Taking the common word origin of 'template' and 'temper' as a starting clue, the relationship between Michelangelo's template drawings and the building site are theorized as a process of tempering, a 15th and 16th century term investigated through key sources such as Ficino's writings on health ("De vita"), the commentaries on Vitruvius by Barbaro and Cesariano, and Biringuccio's treatise on metallurgy ("De la pirotechnia"). From this, key connections emerge between Michelangelo's template-making and contemporaneous practices of tempering, where dynamic, in-situ material adjustments achieve great effect through tiny alterations. Whether in the health of the body, music, or material techniques, tempering offers a method of in-progress commensuration between axiomatic proportions and those of material, sensibly present harmonies.

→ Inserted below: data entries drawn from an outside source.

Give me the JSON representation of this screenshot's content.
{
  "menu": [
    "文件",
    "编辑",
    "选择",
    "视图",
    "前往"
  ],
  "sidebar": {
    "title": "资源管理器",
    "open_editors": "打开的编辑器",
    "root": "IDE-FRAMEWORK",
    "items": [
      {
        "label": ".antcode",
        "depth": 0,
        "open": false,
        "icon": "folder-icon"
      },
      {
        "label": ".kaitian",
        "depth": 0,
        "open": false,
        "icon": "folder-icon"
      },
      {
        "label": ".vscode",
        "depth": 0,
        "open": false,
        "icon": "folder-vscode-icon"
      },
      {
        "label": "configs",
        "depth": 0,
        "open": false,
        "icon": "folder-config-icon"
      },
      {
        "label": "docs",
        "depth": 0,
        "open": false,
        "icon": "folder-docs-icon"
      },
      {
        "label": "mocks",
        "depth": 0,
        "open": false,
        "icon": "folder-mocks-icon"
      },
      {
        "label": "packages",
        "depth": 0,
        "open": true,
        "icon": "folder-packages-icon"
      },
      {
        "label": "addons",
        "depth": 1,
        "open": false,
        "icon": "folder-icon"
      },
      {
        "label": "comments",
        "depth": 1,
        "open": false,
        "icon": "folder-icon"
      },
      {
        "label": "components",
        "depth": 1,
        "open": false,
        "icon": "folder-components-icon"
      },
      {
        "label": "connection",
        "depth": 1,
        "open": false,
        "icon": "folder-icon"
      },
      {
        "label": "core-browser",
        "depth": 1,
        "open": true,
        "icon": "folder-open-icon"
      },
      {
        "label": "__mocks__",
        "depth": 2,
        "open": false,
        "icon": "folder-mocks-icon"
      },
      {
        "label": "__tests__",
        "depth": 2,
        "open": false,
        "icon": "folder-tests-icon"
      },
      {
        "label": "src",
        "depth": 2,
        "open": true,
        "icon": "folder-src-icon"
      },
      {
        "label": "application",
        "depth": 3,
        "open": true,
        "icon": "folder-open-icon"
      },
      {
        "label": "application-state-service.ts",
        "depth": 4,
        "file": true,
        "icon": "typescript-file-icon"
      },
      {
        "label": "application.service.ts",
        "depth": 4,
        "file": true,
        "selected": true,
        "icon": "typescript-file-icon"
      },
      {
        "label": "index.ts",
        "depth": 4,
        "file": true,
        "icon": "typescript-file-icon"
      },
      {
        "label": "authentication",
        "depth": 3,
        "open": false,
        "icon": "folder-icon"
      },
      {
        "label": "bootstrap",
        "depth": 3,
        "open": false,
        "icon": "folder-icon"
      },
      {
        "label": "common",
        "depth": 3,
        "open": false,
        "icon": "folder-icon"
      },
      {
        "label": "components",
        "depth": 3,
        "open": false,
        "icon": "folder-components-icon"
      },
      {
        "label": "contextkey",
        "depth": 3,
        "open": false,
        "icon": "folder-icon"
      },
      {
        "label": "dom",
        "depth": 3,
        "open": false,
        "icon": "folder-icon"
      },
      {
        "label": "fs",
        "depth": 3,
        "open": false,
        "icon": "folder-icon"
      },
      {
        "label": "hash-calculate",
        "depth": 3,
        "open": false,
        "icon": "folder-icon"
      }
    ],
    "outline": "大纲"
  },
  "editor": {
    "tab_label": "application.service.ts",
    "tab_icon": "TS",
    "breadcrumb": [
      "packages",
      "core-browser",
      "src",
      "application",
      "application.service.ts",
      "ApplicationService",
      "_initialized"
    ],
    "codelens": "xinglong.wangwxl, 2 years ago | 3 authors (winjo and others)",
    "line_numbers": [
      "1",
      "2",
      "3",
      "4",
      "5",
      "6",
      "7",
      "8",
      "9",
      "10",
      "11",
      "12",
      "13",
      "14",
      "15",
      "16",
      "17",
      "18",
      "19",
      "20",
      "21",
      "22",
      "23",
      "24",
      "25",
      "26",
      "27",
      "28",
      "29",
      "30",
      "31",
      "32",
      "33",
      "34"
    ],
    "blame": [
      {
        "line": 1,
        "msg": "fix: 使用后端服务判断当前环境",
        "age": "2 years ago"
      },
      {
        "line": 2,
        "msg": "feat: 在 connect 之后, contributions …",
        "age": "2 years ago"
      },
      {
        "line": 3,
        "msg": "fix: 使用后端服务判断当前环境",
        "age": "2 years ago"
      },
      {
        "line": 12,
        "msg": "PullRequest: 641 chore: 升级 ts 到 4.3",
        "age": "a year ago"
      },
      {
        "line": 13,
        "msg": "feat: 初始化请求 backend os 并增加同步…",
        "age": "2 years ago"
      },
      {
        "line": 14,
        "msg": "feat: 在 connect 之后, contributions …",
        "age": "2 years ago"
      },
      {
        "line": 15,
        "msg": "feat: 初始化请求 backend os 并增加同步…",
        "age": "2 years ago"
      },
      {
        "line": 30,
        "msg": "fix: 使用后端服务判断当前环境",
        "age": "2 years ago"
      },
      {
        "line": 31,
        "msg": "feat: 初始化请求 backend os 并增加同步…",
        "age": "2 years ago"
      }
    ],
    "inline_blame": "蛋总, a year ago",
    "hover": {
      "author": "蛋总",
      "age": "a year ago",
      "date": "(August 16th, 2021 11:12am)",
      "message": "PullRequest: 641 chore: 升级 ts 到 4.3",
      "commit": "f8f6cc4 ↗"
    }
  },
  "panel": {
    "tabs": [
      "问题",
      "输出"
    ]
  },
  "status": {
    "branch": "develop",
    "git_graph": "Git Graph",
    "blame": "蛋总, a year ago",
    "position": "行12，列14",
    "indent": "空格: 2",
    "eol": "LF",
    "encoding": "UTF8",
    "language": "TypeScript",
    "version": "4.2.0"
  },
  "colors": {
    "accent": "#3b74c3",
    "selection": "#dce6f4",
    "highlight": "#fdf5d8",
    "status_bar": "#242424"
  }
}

The tempering power of templates is investigated in three parts that follow the transmutation of Michelangelo's templates between paper, tin, and stone. The investigation begins with paper and, following a close examination of the extant drawings, discredits the common conclusion that Michelangelo's templates were drawn free-hand. Rather, it is shown that the extant templates are actually a small fragment of a once robust collection of parent and offspring templates related through tracing. Next, parallel practices in bell-casting and column profiling are discussed in terms of template materials, particularly tin, and how small adjustments may be leveraged to great narrative and conceptual effect in the emerging work. The final part examines the San Lorenzo building site through assembling the body of architecture, where templates are seen as surrogate building stones in the conception and adjustment of the in-progress work.
The dissertation concludes with an assertion that Michelangelo's use of templates as instruments for micro-interventions amidst an unstable building site serves as a marvelous exemplar for tempering as a method for materializing the poetic image through disciplined practice.